Ülkemizde nükleer enerji projelerinin hayata geçirilmesinde nükleer emniyet ve güvenliğin sağlanması hiç şüphesiz ki birinci öncelik olacaktır. Nükleer emniyetin sağlanmasında ise; santrallerin nükleer standart ve kodlara göre tasarım aşamasından başlanarak, tesiste kullanılacak her bir ürünün imalat ve montajı, devreye alınması dahil ömür döngüsü boyunca güvenli işletilebilmesi için her aşamada konunun uzmanı üçüncü taraf uygunluk değerlendirme kuruluşlarınca denetlenerek uygunluğunun teyit edilmesi gerekmektedir. Ayrıca tasarım, üretim, montaj ve devereye alma ile yaşam döngüsü boyunca tesislerde görev alacak çalışanların gerekli uzmanlık ve güvenlik eğitimlerini alarak sertifikalanmaları da nükleer emniyetin sağlanmasında kilit öneme sahiptir. 
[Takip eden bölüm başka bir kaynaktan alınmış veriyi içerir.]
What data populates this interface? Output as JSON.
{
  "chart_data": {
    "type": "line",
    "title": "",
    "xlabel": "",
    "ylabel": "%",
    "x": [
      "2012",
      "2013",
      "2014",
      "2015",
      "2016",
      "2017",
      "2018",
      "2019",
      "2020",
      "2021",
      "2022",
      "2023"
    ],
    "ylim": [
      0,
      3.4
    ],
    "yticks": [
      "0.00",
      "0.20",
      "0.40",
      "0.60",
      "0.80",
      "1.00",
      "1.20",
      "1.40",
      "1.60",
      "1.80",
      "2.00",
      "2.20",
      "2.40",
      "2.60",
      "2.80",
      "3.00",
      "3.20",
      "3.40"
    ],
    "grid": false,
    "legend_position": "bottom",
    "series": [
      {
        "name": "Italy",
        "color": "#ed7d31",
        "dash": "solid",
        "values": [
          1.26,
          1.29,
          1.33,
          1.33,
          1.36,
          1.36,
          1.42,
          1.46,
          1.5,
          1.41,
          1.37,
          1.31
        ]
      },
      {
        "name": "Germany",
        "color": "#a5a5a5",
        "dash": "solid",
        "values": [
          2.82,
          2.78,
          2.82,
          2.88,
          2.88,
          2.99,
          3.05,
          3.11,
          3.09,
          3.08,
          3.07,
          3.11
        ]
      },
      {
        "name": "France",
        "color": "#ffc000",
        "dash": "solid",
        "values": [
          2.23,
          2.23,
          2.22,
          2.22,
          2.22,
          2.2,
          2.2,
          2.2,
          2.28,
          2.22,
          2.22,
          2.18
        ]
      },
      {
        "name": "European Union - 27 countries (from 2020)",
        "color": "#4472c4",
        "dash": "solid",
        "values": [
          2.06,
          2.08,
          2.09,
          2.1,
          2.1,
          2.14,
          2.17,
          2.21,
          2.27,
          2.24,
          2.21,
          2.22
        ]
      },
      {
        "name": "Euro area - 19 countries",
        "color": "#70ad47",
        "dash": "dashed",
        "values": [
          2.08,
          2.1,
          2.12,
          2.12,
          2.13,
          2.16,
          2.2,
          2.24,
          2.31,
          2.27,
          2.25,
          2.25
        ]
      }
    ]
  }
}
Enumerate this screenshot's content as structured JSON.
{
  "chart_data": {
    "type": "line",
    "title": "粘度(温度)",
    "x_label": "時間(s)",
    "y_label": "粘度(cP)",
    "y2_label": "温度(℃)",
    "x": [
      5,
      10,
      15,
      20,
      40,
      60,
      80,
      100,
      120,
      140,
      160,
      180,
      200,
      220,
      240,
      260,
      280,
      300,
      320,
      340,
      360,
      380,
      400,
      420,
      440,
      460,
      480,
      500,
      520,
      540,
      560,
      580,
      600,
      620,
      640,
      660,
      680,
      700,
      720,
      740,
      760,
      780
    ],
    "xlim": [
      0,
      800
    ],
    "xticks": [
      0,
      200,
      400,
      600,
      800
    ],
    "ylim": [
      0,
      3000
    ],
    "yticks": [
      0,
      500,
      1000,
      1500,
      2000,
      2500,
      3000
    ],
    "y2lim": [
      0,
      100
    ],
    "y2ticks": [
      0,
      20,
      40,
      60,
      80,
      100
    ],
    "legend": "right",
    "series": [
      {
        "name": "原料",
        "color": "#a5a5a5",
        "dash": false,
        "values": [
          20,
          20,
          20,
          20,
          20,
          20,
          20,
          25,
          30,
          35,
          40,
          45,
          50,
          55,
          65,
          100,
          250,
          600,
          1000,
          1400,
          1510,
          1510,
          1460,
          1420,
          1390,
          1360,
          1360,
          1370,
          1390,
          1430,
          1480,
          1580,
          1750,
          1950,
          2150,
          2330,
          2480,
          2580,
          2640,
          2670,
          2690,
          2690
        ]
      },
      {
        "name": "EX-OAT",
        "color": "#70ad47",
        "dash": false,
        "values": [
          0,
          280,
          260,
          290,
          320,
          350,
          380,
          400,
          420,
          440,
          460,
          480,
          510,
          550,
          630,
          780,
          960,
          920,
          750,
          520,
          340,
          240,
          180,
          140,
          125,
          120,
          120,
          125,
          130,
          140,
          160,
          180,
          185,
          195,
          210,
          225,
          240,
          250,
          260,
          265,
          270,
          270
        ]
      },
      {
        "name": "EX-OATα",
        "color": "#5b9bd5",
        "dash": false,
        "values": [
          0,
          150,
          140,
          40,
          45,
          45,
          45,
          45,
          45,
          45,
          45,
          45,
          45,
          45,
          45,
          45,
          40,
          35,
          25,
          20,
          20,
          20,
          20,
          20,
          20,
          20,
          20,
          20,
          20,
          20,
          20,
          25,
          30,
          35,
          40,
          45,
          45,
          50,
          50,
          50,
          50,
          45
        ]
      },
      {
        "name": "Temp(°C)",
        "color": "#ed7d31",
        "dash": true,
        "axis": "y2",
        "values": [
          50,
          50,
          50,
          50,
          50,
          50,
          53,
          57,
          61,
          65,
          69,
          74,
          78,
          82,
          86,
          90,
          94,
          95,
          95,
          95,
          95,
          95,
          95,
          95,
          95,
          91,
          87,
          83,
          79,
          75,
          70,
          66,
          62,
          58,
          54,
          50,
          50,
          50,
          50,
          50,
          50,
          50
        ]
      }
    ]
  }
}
Türk Loydu; Ulusal Belgelendirme Kuruluşu olarak bugüne kadar endüstriyel alanda ürün güvenliğinin sağlanmasını teminen gerçekleştirmiş olduğu muayene ve belgelendirme hizmetlerini nükleer enerji alanında da emniyetin sağlanmasına yönelik olarak gerçekleştirmek üzere; nükleer alanında onlarca tesisin tasarım uygunluğundan başlayarak imalat süreçleri ile, ömür döngüsü boyunca gerekli kontroller ve teknik personelin eğitim ve sertifiksyonunda uzun yıllarada dayalı deneyimi ve bu alanda 500’den fazla uzman ekibi olan uluslararası projelere imza atmış uzman belgelendirme kuruluşu TÜV Nord EnSys GmBh & Co. KG  -Almanya ve TÜV Teknik Kontrol ve Belgelendirme A.Ş.- Türkiye firmaları ile üçlü  işbirliği anlaşması yapmıştır.  

Bu işbirliği anlaşması ile hedeflenen; nükleer santrallerde gerekli uygunluk değerlendirmesi hizmetlerinin verilmesinin yanısıra, orta vadede varolan teknoloji, uzmanlık ve bilgi birikiminin ülkemize transferinin sağlanması ve yerlileştirilmesidir. Türk Loydu olarak; ulusal sanayimizin ve mühendislik gücünün gelişimi için üstlenmiş olduğumuz misyonumuzu nükleer enerji alanında da sürdürmeyi önemli bir sorumluluk olarak değerlendirerek, bu alandaki deneyimi ülkemize aktarmak üzere gereken altyapı hazırlıklarını sürdürmekteyiz. Bu anlaşma ile sürecin en önemli adımını atmış bulunuyoruz.  

Ülkemiz  ve nükleer enerji sektörüne hayırlı olmasını diliyorum.